Em 2024, eu assisti ao filme São Paulo Sociedade Anônima e logo virou um dos meus filmes brasileiros favoritos. Nesse último domingo, tive a oportunidade de reassistir ao filme em um cineclube da minha cidade, dessa vez com direito à tela grande e também a uma discussão. Ouvi alguns comentários bem legais sobre o filme e desenvolvi algumas ideias que gostaria de compartilhar por aqui.

São Paulo Sociedade Anônima é um filme que conta a história de Carlos (Walmor Chagas), um jovem de classe média que tenta ganhar a vida em São Paulo. Ele é um homem que se relaciona com muitas mulheres, de maneira bastante superficial e movido a interesses, além de ser uma pessoa bastante tóxica. Ele trabalha na indústria automobilística de São Paulo, como um inspetor de qualidade, vendedor e quase sócio da empresa em que trabalhava.
O longa-metragem é, acima de tudo, um retrato da consequência da rápida industrialização do Brasil e também do impacto disso sobre os indivíduos. Ele foca bastante no drama existencial de Carlos: um homem de classe média que tenta atingir os sonhos vendidos para ele, mas que quanto mais ele tenta alcançá-los, mais infeliz ele fica.
Uma das coisas que me chamou a atenção nesse filme é a sua montagem. No filme, vemos uma montagem dinâmica, que não necessariamente se importa com a ordem dos fatores ou com alguma linha do tempo linear. Nós assistimos a ele se relacionando com várias mulheres, com cortes bruscos, que realçam como todos aqueles relacionamentos são vazios e iguais. É sempre a mesma história, com os mesmos comportamentos tóxicos etc.
São apresentadas situações repetidas mas com sutis diferenças entre elas. Lembra bastante a música Construção do Chico Buarque, que também se utiliza da repetição com pequenas diferenças para realçar a repetição daquele cotidiano e tecer uma crítica. Assim, a montagem reverbera a industrialização crescente de São Paulo, mostrando como até a vida do personagem segue o mesmo ritmo industrial de automatização e repetição.
O filme também utiliza do seu protagonista como uma forma de expor a hipocrisia da classe média. Carlos não se enxerga como um membro da classe trabalhadora, acreditando no mito da meritocracia, como se ele pudesse se tornar um burguês. Tanto que ele ajuda na opressão da classe trabalhadora. Por exemplo, o filme mostra em uma cena que Carlos esconde do ministério do trabalho funcionários não-regularizados da fábrica em que ele trabalhava.

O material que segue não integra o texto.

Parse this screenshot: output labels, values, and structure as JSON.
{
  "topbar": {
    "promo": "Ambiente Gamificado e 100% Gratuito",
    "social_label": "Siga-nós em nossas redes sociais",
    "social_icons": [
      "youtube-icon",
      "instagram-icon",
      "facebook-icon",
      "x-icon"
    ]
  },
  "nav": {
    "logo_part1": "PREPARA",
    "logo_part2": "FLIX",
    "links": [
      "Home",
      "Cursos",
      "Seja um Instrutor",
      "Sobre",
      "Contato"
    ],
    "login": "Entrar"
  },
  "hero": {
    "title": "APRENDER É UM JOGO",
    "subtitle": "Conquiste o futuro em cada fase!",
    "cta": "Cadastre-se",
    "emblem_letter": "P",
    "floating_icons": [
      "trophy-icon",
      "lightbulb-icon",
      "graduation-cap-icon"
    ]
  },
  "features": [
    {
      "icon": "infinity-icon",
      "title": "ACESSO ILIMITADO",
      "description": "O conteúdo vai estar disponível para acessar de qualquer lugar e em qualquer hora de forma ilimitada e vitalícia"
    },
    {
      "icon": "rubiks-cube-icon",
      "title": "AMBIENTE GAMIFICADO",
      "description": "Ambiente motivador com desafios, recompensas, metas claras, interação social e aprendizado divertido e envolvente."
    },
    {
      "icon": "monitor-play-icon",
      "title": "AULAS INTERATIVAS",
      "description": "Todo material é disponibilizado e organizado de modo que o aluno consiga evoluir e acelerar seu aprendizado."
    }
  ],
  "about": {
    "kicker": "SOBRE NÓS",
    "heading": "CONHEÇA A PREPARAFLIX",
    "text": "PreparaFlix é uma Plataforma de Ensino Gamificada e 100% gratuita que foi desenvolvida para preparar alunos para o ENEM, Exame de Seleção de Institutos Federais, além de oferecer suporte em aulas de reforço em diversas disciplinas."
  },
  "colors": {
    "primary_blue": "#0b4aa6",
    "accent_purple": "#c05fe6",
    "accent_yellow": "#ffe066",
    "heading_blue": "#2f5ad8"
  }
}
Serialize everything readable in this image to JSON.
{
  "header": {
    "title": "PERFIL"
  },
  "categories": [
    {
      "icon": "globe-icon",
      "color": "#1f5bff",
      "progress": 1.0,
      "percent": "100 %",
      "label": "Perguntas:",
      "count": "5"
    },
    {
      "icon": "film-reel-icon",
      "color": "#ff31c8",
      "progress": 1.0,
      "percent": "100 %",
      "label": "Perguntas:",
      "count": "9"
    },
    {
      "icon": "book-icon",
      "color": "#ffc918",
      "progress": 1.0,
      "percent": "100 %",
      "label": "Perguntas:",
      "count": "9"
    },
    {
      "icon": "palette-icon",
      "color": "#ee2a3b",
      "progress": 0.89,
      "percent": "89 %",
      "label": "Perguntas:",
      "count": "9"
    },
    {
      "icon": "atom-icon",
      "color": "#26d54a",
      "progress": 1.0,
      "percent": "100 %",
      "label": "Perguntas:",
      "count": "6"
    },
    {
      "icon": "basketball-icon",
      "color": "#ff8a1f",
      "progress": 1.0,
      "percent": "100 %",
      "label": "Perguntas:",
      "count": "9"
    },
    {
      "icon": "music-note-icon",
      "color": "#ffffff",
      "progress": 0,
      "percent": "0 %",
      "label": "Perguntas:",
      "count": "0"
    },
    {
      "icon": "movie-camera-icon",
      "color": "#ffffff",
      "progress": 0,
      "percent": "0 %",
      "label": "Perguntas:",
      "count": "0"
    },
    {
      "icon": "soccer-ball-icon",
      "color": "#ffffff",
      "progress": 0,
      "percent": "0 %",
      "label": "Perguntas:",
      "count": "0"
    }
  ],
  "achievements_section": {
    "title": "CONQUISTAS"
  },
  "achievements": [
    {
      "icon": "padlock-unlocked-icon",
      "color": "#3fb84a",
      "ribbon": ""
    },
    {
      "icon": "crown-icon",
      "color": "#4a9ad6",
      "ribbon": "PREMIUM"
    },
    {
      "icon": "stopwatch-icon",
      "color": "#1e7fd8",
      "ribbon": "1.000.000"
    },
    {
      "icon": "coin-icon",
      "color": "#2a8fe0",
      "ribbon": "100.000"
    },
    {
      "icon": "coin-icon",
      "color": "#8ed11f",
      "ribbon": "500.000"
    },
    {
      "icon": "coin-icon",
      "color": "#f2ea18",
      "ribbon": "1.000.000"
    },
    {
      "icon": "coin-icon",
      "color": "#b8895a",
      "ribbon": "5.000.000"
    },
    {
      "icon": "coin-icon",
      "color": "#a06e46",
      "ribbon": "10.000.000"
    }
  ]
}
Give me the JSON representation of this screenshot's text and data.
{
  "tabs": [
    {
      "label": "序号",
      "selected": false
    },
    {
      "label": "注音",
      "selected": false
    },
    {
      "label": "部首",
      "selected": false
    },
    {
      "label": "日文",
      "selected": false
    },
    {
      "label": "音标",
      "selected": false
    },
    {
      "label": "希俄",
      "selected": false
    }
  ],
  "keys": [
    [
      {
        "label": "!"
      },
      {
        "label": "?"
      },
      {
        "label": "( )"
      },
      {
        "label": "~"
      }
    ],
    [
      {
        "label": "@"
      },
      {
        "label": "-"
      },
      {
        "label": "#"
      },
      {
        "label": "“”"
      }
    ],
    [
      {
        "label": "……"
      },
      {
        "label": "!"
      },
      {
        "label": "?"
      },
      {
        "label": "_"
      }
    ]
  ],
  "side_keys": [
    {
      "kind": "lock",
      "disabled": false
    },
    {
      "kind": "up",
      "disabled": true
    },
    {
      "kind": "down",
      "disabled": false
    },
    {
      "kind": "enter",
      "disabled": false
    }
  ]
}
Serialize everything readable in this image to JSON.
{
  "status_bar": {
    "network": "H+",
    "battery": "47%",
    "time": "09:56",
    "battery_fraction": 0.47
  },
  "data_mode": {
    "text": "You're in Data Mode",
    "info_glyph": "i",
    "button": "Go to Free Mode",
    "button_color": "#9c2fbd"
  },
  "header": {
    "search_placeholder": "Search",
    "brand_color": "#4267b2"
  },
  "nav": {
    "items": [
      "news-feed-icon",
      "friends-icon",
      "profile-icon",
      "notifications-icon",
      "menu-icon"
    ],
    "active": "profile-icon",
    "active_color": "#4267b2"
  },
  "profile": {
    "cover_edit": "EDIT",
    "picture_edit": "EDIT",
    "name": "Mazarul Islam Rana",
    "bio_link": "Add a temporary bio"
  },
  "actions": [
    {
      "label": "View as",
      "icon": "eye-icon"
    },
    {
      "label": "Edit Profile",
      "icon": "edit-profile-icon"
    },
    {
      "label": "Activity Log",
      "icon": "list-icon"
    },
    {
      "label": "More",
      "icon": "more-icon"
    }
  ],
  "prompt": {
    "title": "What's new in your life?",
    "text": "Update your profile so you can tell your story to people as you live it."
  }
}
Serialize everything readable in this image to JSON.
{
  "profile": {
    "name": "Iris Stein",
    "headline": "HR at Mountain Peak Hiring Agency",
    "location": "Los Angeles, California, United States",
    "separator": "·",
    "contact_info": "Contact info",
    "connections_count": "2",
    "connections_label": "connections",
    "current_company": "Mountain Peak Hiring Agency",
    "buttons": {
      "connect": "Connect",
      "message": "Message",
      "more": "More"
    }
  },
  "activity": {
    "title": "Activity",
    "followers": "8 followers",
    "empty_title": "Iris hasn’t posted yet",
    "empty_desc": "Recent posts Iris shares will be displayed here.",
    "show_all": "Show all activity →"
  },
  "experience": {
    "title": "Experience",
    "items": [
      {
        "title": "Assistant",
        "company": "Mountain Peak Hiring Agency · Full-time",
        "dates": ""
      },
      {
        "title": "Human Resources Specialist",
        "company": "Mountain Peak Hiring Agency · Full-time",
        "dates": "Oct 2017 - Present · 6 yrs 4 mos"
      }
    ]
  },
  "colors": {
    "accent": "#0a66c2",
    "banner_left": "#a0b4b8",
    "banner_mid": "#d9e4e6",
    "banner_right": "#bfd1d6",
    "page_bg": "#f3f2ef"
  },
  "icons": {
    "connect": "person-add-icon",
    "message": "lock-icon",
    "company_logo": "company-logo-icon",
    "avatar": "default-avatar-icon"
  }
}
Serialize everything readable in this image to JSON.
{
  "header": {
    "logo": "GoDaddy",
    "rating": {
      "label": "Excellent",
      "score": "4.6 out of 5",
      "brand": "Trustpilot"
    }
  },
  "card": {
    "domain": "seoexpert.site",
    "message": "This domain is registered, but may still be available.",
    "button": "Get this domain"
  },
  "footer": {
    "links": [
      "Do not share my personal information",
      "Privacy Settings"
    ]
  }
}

Carlos tenta alcançar o sonho vendido de felicidade para a classe média: ter uma família, casa própria e emprego bom. Porém, quanto mais ele tenta alcançar esse sonho, maior sua infelicidade. Ele tenta alcançar esse sonho a todo custo, afirmando, por exemplo, que casou com sua esposa por não ter uma opção melhor.
Esse drama existencial vem carregado de muita poesia. Várias vezes, ouvimos monólogos de Carlos, reclamando da sua existência, daquela vida repetitiva e miserável. Um dos mais marcantes do filme é um em que ele destaca o quanto ele precisa recomeçar: recomeçar novos relacionamentos, recomeçar novos trabalhos, começar, recomeçar e aceitar aquela rotina angustiante.
Ou seja, em São Paulo, não apenas o trabalho é automatizado e padronizado, mas a vida também é.
Outra coisa que gosto bastante desse filme é que a própria cidade de São Paulo é um personagem. Muitos planos são construídos através dos personagens demonstrados como pequenos e insignificantes perto da grandiosidade dos prédios de São Paulo. A cidade é construída como uma força opressora presente em todo os momentos do filme.
Em uma das cenas, Carlos encontra uma de suas antigas amantes, a Hilda, que tinha saído de São Paulo para morar em uma fazenda. Devido a algumas circunstâncias de sua vida, ela teve que voltar a morar em São Paulo. Ao revelar isso para Carlos, vemos um dos planos mais lindos do filme:

Hilda está à frente do plano, onde vemos apenas sua silhueta em preto, enquanto a cidade de São Paulo está ao fundo completamente visível. Hilda perde toda a sua individualidade: ela é apenas mais uma pessoa qualquer frente a essa cidade. Essa construção lembra bastante filmes de terror, onde há essa figura opressora no fundo, com a personagem apenas à mercê de sua vontade. Nesse caso, a cidade representa o próprio capital, uma força opressora impossível de se escapar.
São Paulo Sociedade Anônima é um filme que trata da rápida industrialização da cidade de São Paulo, mas atinge um caráter universal, pois trabalhadores de qualquer país vivendo em uma metrópole capitalista em desenvolvimento passaram pelos mesmos dramas existenciais de Carlos. É um filme que ainda é muito atual, tratando dos problemas e dos sonhos que são empurrados para nós até hoje.